REACTION:FINE GAEL finance spokesman Richard Bruton said the closure of the Halifax branch network dealt a "devastating blow" to staff and families. He described the news as "a landmark event" in what was an ongoing unemployment crisis for Fianna Fáil.
Mr Bruton said the concerns of the bank’s customers, and in particular mortgage holders, had to be addressed.
“Minister Lenihan must state whether existing Halifax mortgage customers will be protected, or whether the bank’s mortgage book will be sold on and their accounts transferred to a higher-rate mortgage provider,” he said.
“The Irish banking system is far from out of the woods, and the decision by Bank of Scotland (Ireland) to close its Halifax network also has implications for plans for a third force in Irish banking.”
He added that the Minister for Finance must now state what impact this would have on reform of the Irish banking system.
Labour’s Sean Sherlock, a member of the Oireachtas Committee on Economic Regulatory Affairs, described the decision as “very regrettable”.

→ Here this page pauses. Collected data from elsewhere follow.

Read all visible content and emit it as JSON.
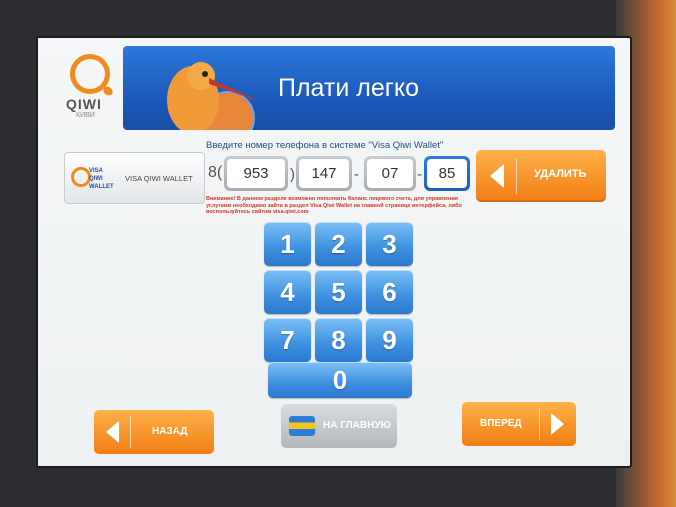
{
  "header": {
    "brand": "QIWI",
    "brand_sub": "КИВИ",
    "title": "Плати легко"
  },
  "prompt": "Введите номер телефона в системе \"Visa Qiwi Wallet\"",
  "wallet": {
    "badge": "VISA\nQIWI\nWALLET",
    "label": "VISA QIWI WALLET"
  },
  "phone": {
    "prefix": "8(",
    "code": "953",
    "close_paren": ")",
    "part1": "147",
    "dash1": "-",
    "part2": "07",
    "dash2": "-",
    "part3": "85"
  },
  "delete_label": "УДАЛИТЬ",
  "warning": "Внимание! В данном разделе возможно пополнить баланс лицевого счета, для управления услугами необходимо зайти в раздел Visa Qiwi Wallet на главной странице интерфейса, либо воспользуйтесь сайтом visa.qiwi.com",
  "keypad": [
    "1",
    "2",
    "3",
    "4",
    "5",
    "6",
    "7",
    "8",
    "9",
    "0"
  ],
  "nav": {
    "back_label": "НАЗАД",
    "home_label": "НА ГЛАВНУЮ",
    "forward_label": "ВПЕРЕД"
  },
  "colors": {
    "accent_orange": "#f07d12",
    "accent_blue": "#2a78cf"
  }
}
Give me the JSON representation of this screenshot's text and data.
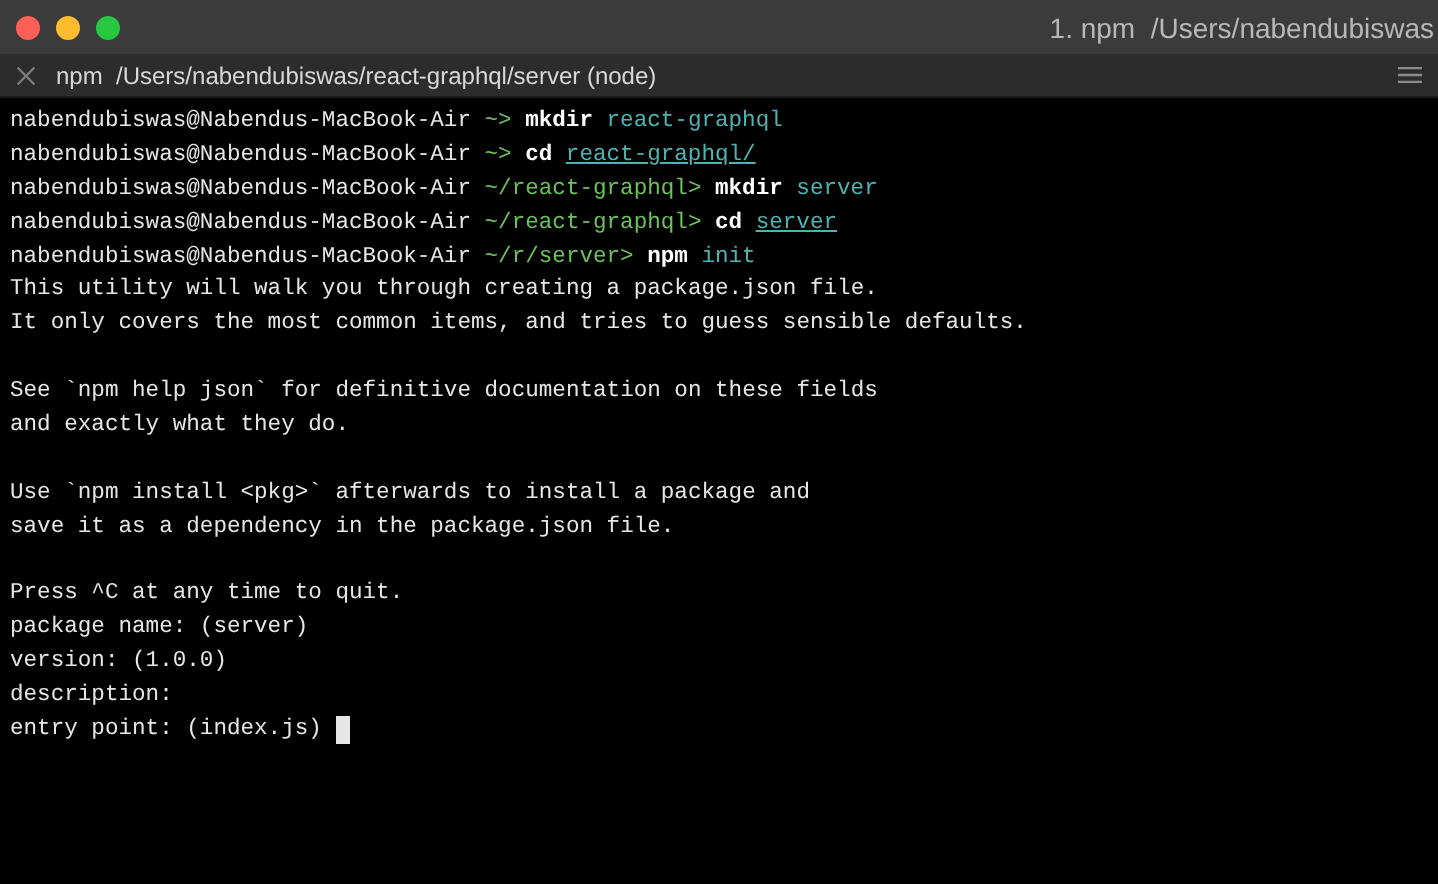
{
  "window": {
    "title": "1. npm  /Users/nabendubiswas"
  },
  "tab": {
    "title": "npm  /Users/nabendubiswas/react-graphql/server (node)"
  },
  "terminal": {
    "cursor_visible": true,
    "lines": [
      {
        "kind": "prompt",
        "user": "nabendubiswas@Nabendus-MacBook-Air",
        "path": "~>",
        "command": "mkdir",
        "argument": "react-graphql",
        "argument_underlined": false
      },
      {
        "kind": "prompt",
        "user": "nabendubiswas@Nabendus-MacBook-Air",
        "path": "~>",
        "command": "cd",
        "argument": "react-graphql/",
        "argument_underlined": true
      },
      {
        "kind": "prompt",
        "user": "nabendubiswas@Nabendus-MacBook-Air",
        "path": "~/react-graphql>",
        "command": "mkdir",
        "argument": "server",
        "argument_underlined": false
      },
      {
        "kind": "prompt",
        "user": "nabendubiswas@Nabendus-MacBook-Air",
        "path": "~/react-graphql>",
        "command": "cd",
        "argument": "server",
        "argument_underlined": true
      },
      {
        "kind": "prompt",
        "user": "nabendubiswas@Nabendus-MacBook-Air",
        "path": "~/r/server>",
        "command": "npm",
        "argument": "init",
        "argument_underlined": false
      },
      {
        "kind": "output",
        "text": "This utility will walk you through creating a package.json file."
      },
      {
        "kind": "output",
        "text": "It only covers the most common items, and tries to guess sensible defaults."
      },
      {
        "kind": "blank"
      },
      {
        "kind": "output",
        "text": "See `npm help json` for definitive documentation on these fields"
      },
      {
        "kind": "output",
        "text": "and exactly what they do."
      },
      {
        "kind": "blank"
      },
      {
        "kind": "output",
        "text": "Use `npm install <pkg>` afterwards to install a package and"
      },
      {
        "kind": "output",
        "text": "save it as a dependency in the package.json file."
      },
      {
        "kind": "blank"
      },
      {
        "kind": "output",
        "text": "Press ^C at any time to quit."
      },
      {
        "kind": "output",
        "text": "package name: (server)"
      },
      {
        "kind": "output",
        "text": "version: (1.0.0)"
      },
      {
        "kind": "output",
        "text": "description:"
      },
      {
        "kind": "output",
        "text": "entry point: (index.js)"
      }
    ]
  }
}
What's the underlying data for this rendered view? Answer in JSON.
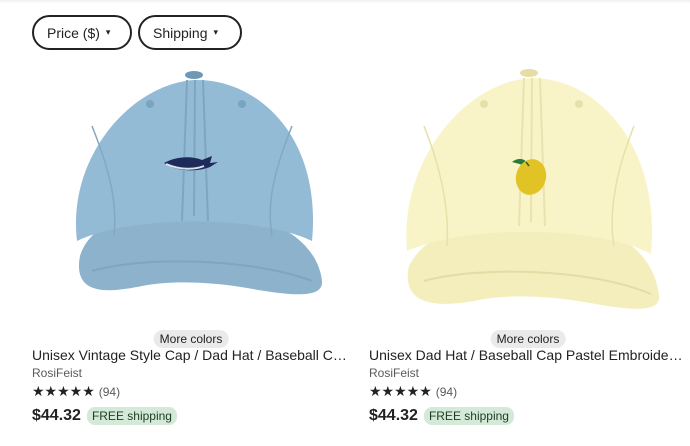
{
  "filters": [
    {
      "label": "Price ($)",
      "caret": "▾"
    },
    {
      "label": "Shipping",
      "caret": "▾"
    }
  ],
  "listings": [
    {
      "more_colors": "More colors",
      "title": "Unisex Vintage Style Cap / Dad Hat / Baseball Cap Embroidered Whale",
      "shop": "RosiFeist",
      "stars": "★★★★★",
      "rating_count": "(94)",
      "price": "$44.32",
      "shipping_badge": "FREE shipping",
      "cap_color": "#8fb7d3",
      "emblem": "whale-icon"
    },
    {
      "more_colors": "More colors",
      "title": "Unisex Dad Hat / Baseball Cap Pastel Embroidered Lemon",
      "shop": "RosiFeist",
      "stars": "★★★★★",
      "rating_count": "(94)",
      "price": "$44.32",
      "shipping_badge": "FREE shipping",
      "cap_color": "#f6f2c2",
      "emblem": "lemon-icon"
    }
  ]
}
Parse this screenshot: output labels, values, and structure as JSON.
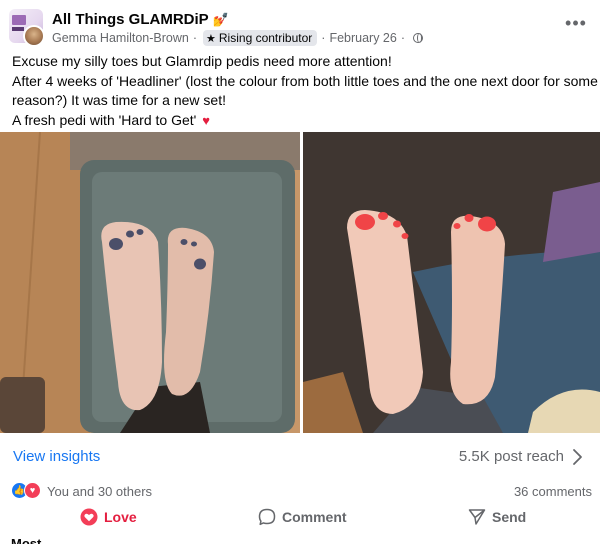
{
  "post": {
    "group_name": "All Things GLAMRDiP",
    "group_emoji": "💅",
    "author": "Gemma Hamilton-Brown",
    "badge_label": "Rising contributor",
    "date": "February 26",
    "more_label": "•••",
    "text_lines": [
      "Excuse my silly toes but Glamrdip pedis need more attention!",
      "After 4 weeks of 'Headliner' (lost the colour from both little toes and the one next door for some",
      "reason?) It was time for a new set!",
      "A fresh pedi with 'Hard to Get'"
    ],
    "heart_emoji": "♥"
  },
  "insights": {
    "view_label": "View insights",
    "reach_label": "5.5K post reach"
  },
  "reactions": {
    "summary": "You and 30 others",
    "comments": "36 comments"
  },
  "actions": {
    "love": "Love",
    "comment": "Comment",
    "send": "Send"
  },
  "next_section_partial": "Most relevant",
  "colors": {
    "link_blue": "#1877f2",
    "love_red": "#e41e3f",
    "secondary_text": "#65676b"
  }
}
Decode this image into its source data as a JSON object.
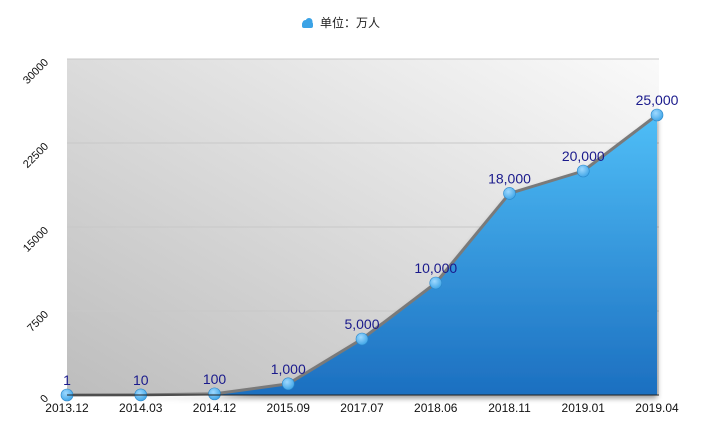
{
  "legend": {
    "label": "单位：万人",
    "icon": "cloud-icon"
  },
  "colors": {
    "area_top": "#4fbef7",
    "area_bottom": "#1c6fc0",
    "line": "#7a7a7a",
    "point": "#3ba3e6",
    "label": "#1a1a8c",
    "bg_dark": "#bdbdbd",
    "bg_light": "#fafafa",
    "grid": "#c8c8c8",
    "axis_text": "#111111"
  },
  "chart_data": {
    "type": "area",
    "categories": [
      "2013.12",
      "2014.03",
      "2014.12",
      "2015.09",
      "2017.07",
      "2018.06",
      "2018.11",
      "2019.01",
      "2019.04"
    ],
    "series": [
      {
        "name": "单位：万人",
        "values": [
          1,
          10,
          100,
          1000,
          5000,
          10000,
          18000,
          20000,
          25000
        ],
        "labels": [
          "1",
          "10",
          "100",
          "1,000",
          "5,000",
          "10,000",
          "18,000",
          "20,000",
          "25,000"
        ]
      }
    ],
    "yticks": [
      0,
      7500,
      15000,
      22500,
      30000
    ],
    "ylim": [
      0,
      30000
    ],
    "grid": true,
    "legend_position": "top-center"
  }
}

“To my mind, and from the point of view of the 750 people who have just been told that they are redundant, not enough was done to protect these jobs. The Unite trade union had offered alternatives to save their members hardship, advice that was ignored by all accounts,” Mr Sherlock said.
“The timing of this decision, when there is much uncertainty in the financial sector, has caused added distress for Bank of Scotland (Ireland)’s remaining employees in the corporate and commercial sector.”
Mr Sherlock said the bank had “heaped further cause for concern” upon its customers.
“Bank of Scotland (Ireland) has taken this decision apparently without any regard for its workers or to those it provides services [to] through its now closed retail branch,” he added.
Frank Conway, director of the Irish Mortgage Corporation, said the decision was not unexpected.
“The bank has effectively been closed for new business in excess of a year so there has been some concern whether or not the bank could return to full lending in light of developments in the UK and the intervention by the government there,” he said.
“Bank of Scotland entered the Irish market in late 1999 with a hail of glory through the broker channel and with competitive mortgage deals that turned the Irish banking sector on its head.
“At the time, they undercut their Irish rivals with variable-rate mortgage deals that were about 1 per cent cheaper than domestic bank offers.”
Mr Conway added that other banks had followed suit, only to find that such mortgages were unsustainable. “It is ironic that Bank of Scotland (Ireland) today offers the most expensive deals in the market.”
He said Bank of Scotland (Ireland) had prompted “a period of intense competition for market share” in the Irish market and there was a fear its closure might result in a lack of competition in the sector.